12 yaşından beri ne zaman salonda olmaya zorlansa kendisini sokağa atan adam gerçek hayatın sadece sokaklarda, meydanda olduğunu, mücadelenin dışarıda olduğunu "göstermek" için salona girdi. Keşişlerin inzivaya çekildiği ulu dağlar, dergâhlar gibi sokağın yani gerçeğin imaja galip geldiği yerlerde olmayı seçti hep. Sahnede olduğu zamanlarda her hareketi veya konuşmasıyla olay olan Muhammed Ali bu ilgiyi eğitilmiş olarak değil yaşayarak tecrübe ettiği, insanlara dokunmayı onlarla konuşmayı ve koşmayı bildiği için hak ediyordu. Dünya bu gerçekle karşılaştığı her yerde adeta unutmamak için fotoğraf çekmekten, kayıt altına almaktan kendisini alamıyordu.
Vietnam Savaşı’na karşı gösterdiği tavrı hayatı boyunca hiç değiştirmedi.
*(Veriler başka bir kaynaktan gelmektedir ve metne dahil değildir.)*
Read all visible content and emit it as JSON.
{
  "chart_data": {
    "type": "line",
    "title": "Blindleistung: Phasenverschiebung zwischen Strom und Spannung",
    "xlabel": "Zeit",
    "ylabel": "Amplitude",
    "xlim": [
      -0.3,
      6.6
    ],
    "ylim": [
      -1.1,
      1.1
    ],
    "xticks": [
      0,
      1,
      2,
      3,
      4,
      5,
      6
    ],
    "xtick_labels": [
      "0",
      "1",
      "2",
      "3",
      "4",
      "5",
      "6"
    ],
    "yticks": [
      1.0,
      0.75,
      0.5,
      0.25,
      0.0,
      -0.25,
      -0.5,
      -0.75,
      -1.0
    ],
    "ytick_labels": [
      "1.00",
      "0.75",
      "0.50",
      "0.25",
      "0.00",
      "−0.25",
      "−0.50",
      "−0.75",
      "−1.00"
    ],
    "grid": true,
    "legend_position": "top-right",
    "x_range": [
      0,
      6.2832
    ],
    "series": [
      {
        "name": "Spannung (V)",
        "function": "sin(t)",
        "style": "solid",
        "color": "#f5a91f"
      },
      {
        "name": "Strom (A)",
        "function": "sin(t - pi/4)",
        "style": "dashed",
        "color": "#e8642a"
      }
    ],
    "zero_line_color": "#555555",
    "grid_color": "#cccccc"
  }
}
Sistem tarafından kabul görmediğini, oyunbozan olduğunu elbette biliyordu. ABD dışındaki ilk kez Londra'da Henry Cooper'in rakibi oldu. Maç öncesi İngiliz Kraliçesi Elizabeth, Cooper ile görüşmüş Muhammed Ali'yle görüşme yapmamıştı. Maçtan önce Ali, Kraliçeye inat “Boksörlerin kralı olacağım" diyerek nazire yapmıştı. Ve oldu.
Birçok otorite ve yayıncı tarafından "Yüzyılın Sporcusu", "Yüzyılın Spor Adamı" seçilen Ali, sadece ringdeki yeteneğiyle değil, maçlardan önceki ve sonraki açıklamaları ve iddialı sözleriyle de ünlüydü. Ali, "Nasıl hatırlanmak istersiniz?" sorusuna "Halkını hiçbir zaman satmayan bir insan olarak. Ama bu çok fazlaysa o zaman sadece iyi bir boksör olarak. Hatta ne kadar iyi olduğumdan bahsetmeseniz de olur." diye yanıt vermişti.